Hubert Humphrey's record on race is the subject of this careful and well-written biography, both as a political life that had a significant impact on race relations, and as an exemplar of the Democratic party's struggle to reconcile racial liberalism and economic populism. Throughout his career, Timothy Thurber argues, Humphrey struggled to synthesize dualisms: the claims of racial and class based liberalism, the divide between the southern and northern wings of his party and the call of idealism against the pull of self-interest. Despite heroic efforts (peppered with occasional lapses) Humphrey's work at finding the winning formula that would bring racial equality while keeping the New Deal coalition together failed, as did his quest to win the presidency on terms that would keep a New Dealer's conscience clean and clear.
As with most liberals in the 1930s, Humphrey celebrated Roosevelt's victories. The perpetuation of racial inequalities (like the exclusion of blacks from Social Security) to keep Southerners on board was tied to pre-modern sensibilities. In Humphrey's whiggish view of American history, the answer to the race question was that the sphere of New Deal liberty would expand to include blacks over time. The gap between the reality of black inequality and the ideal of liberty would be closed through moral exhortation by progressive political leadership. Following Gunnar Myrdal, Humphrey argued that racial injustice was the great anomaly of American democracy, a neglected reform that was amenable to correction as the economic system was in the 1930s. Thurber maintains that Humphrey's mistake was that he "overestimat[ed] the public's commitment to racial equality," a conclusion that still has resonance today (p. 7).
And yet there was so much promise in the beginning. As an educational director at the Works Projects Administration in Minneapolis, Humphrey attracted the attention of the city's liberals as a rising political star. At age 34, he was elected Mayor. It was mostly a symbolic position, but the dynamic young politician used the municipal bully pulpit to advance the cause of tolerance. With a liberal's faith in the inherent goodness of man and the possibility to manage politics through reason rather then conflict, he formed the first municipal Fair Employment Practices Commission to investigate charges of discrimination and to encourage firms to eliminate barriers to employment.

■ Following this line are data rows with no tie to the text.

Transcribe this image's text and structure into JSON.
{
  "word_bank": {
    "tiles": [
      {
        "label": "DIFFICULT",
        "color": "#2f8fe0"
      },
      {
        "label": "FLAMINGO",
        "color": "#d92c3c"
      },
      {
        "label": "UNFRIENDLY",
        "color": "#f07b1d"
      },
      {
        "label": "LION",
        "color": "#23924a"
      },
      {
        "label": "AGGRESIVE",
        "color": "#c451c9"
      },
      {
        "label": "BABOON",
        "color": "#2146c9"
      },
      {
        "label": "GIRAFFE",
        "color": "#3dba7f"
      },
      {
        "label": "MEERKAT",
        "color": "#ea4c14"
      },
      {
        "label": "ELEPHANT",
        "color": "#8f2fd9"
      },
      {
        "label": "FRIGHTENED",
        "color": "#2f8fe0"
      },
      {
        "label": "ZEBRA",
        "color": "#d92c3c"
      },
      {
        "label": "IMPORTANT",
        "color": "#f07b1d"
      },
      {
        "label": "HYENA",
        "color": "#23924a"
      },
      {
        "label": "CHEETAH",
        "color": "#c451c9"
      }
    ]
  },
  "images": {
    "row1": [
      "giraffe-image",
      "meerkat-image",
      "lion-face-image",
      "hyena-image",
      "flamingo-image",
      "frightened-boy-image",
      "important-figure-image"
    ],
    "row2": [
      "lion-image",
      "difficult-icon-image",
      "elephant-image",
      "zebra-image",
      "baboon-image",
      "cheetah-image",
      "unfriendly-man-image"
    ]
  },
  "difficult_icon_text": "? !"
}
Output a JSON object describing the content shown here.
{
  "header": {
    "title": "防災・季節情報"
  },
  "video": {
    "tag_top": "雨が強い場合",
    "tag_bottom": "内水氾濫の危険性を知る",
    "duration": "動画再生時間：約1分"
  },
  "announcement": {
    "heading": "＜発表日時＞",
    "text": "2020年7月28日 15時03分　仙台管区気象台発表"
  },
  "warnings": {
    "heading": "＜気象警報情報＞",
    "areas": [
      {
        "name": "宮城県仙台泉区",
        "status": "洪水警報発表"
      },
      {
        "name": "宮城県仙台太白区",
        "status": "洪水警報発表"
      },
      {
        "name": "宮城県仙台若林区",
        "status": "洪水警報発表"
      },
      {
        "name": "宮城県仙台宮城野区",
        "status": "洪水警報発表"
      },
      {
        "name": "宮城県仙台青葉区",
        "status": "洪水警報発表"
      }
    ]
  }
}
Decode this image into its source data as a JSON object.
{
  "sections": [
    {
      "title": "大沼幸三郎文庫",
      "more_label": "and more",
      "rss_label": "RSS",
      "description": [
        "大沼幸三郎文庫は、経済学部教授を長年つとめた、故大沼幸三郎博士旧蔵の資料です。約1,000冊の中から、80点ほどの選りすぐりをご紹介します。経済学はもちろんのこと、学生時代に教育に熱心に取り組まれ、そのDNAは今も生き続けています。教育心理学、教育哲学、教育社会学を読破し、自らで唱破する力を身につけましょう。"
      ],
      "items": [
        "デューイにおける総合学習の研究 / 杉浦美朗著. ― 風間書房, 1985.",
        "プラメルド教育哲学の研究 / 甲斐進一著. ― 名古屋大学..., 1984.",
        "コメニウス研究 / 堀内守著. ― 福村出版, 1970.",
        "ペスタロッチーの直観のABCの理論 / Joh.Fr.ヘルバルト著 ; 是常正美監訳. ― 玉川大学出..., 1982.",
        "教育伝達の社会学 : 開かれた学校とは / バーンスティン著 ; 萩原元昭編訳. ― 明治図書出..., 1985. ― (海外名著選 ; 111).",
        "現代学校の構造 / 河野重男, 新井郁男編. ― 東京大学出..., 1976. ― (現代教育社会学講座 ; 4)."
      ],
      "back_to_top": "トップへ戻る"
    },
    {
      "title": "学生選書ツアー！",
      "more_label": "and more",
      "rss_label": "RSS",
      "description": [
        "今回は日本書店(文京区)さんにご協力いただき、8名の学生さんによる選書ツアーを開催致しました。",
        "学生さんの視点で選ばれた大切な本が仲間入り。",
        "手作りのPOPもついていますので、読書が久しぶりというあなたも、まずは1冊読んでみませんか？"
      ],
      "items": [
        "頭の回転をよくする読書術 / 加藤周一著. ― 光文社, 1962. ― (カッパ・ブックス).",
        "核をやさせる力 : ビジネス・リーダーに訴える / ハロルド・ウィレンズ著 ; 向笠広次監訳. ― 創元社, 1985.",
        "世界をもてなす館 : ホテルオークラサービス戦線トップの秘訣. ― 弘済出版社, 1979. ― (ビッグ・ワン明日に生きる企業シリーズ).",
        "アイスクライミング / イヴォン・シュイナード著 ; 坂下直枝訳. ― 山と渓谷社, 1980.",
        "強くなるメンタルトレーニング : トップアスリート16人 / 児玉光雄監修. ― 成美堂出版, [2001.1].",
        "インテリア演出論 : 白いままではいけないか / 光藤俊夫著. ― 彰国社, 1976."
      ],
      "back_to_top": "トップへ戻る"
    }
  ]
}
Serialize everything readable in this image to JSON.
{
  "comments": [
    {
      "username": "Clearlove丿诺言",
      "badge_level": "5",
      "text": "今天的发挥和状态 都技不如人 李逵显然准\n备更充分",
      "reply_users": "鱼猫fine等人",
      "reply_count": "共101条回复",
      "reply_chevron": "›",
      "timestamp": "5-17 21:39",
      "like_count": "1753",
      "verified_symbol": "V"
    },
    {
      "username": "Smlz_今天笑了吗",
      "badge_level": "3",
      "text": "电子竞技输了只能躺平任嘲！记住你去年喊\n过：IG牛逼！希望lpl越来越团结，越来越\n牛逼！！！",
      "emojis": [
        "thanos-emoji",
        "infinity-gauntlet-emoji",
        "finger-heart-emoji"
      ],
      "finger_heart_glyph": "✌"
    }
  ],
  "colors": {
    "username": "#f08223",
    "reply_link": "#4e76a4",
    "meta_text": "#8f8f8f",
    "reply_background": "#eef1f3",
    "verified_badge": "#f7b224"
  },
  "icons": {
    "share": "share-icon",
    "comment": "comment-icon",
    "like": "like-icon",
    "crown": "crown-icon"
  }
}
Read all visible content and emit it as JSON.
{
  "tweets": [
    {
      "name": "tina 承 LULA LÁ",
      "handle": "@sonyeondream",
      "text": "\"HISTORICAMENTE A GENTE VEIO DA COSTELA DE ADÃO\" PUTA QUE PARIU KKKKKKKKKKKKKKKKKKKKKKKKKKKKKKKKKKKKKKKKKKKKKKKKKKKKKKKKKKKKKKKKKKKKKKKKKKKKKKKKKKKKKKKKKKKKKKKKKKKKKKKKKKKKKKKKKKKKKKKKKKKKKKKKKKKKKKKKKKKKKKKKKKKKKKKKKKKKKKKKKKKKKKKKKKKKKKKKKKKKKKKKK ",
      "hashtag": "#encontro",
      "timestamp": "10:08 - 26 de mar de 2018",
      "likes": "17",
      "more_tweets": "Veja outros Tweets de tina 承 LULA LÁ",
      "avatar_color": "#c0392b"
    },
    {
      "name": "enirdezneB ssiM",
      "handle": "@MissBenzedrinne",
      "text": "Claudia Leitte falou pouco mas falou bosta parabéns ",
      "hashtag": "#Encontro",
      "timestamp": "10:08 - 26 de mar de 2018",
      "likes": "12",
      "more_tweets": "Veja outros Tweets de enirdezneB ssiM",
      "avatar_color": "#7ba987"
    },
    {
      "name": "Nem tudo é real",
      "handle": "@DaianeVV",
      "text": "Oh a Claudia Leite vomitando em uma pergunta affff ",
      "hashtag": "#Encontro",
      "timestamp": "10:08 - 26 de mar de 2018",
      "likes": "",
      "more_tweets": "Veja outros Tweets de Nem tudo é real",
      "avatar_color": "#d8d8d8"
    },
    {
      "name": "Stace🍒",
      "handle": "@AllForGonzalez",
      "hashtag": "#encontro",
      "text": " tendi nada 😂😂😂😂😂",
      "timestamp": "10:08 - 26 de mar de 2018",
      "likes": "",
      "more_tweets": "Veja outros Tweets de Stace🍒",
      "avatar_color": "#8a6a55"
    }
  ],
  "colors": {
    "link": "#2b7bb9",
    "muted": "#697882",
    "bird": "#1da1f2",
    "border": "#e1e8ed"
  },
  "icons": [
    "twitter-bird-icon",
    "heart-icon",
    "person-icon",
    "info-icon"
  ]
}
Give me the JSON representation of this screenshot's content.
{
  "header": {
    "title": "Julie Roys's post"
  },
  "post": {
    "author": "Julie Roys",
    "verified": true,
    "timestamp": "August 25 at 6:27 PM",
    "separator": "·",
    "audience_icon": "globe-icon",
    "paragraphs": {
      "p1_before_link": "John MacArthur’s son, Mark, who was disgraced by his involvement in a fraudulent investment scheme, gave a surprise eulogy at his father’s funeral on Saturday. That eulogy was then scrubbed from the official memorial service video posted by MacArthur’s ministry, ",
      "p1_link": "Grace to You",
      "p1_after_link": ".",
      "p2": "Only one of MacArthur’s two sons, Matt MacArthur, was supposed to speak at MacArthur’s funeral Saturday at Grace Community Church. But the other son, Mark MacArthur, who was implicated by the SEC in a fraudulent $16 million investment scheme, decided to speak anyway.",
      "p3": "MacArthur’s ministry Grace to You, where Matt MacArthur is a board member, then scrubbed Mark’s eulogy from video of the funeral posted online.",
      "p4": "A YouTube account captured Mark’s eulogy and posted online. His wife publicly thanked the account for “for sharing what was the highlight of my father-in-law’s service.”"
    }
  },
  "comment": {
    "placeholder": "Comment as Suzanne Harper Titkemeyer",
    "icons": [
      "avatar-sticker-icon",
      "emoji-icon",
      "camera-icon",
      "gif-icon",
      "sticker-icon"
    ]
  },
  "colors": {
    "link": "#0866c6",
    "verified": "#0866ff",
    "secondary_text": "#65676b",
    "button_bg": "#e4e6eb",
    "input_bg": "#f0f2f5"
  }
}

The pioneering experiment in racial liberalism was modestly successful and it benefited Humphrey enormously as his work garnered national attention. He became a sought after expert on race relations and the darling of Eleanor Roosevelt, Walter Reuther and other leaders of Americans for Democratic Action. He led the fight for adoption of a strong civil rights plank as part of the 1948 platform statement of the Democratic party, and thus became a pivotal figure in unleashing civil rights as a major issue in American politics. Riding fame's wave, he was elected to the Senate the same year.
Along with other urban liberals in the Senate, Humphrey spent the 1950s at the periphery of power. The Southern whales blocked civil rights initiatives. They exercised power granted by the seniority system and Senate Rule XXII, the infamous filibuster provision. Yet Humphrey annually introduced bills to create a Fair Employment Practices Commission, a reform intended to break down discriminatory employment barriers against blacks.
Humphrey believed that unemployment, underemployment and poverty were the most pressing problems facing blacks. By the late 1950s, however, Humphrey was overtaken by events as the civil rights movement propelled voting rights and desegregation to the top of the agenda. But he adapted to the changing political environment accordingly. Humphrey's role in the Senate began to change too. The fiery orator at the 9148 convention became more conciliatory toward the South, realizing both the importance of the region's Senators in passing legislation, and its voters in regaining the Presidency for the Democrats. And of course, Humphrey himself harbored Presidential aspirations. He made key alliances with moderate Senators like John Sparkman, Estes Kefauver and most notably, Senate Majority Leader Lyndon Johnson. Humphrey's new pragmatism bore fruit with the passage of the Civil Rights Act of 1957, which enhanced the Justice Department's powers in the South.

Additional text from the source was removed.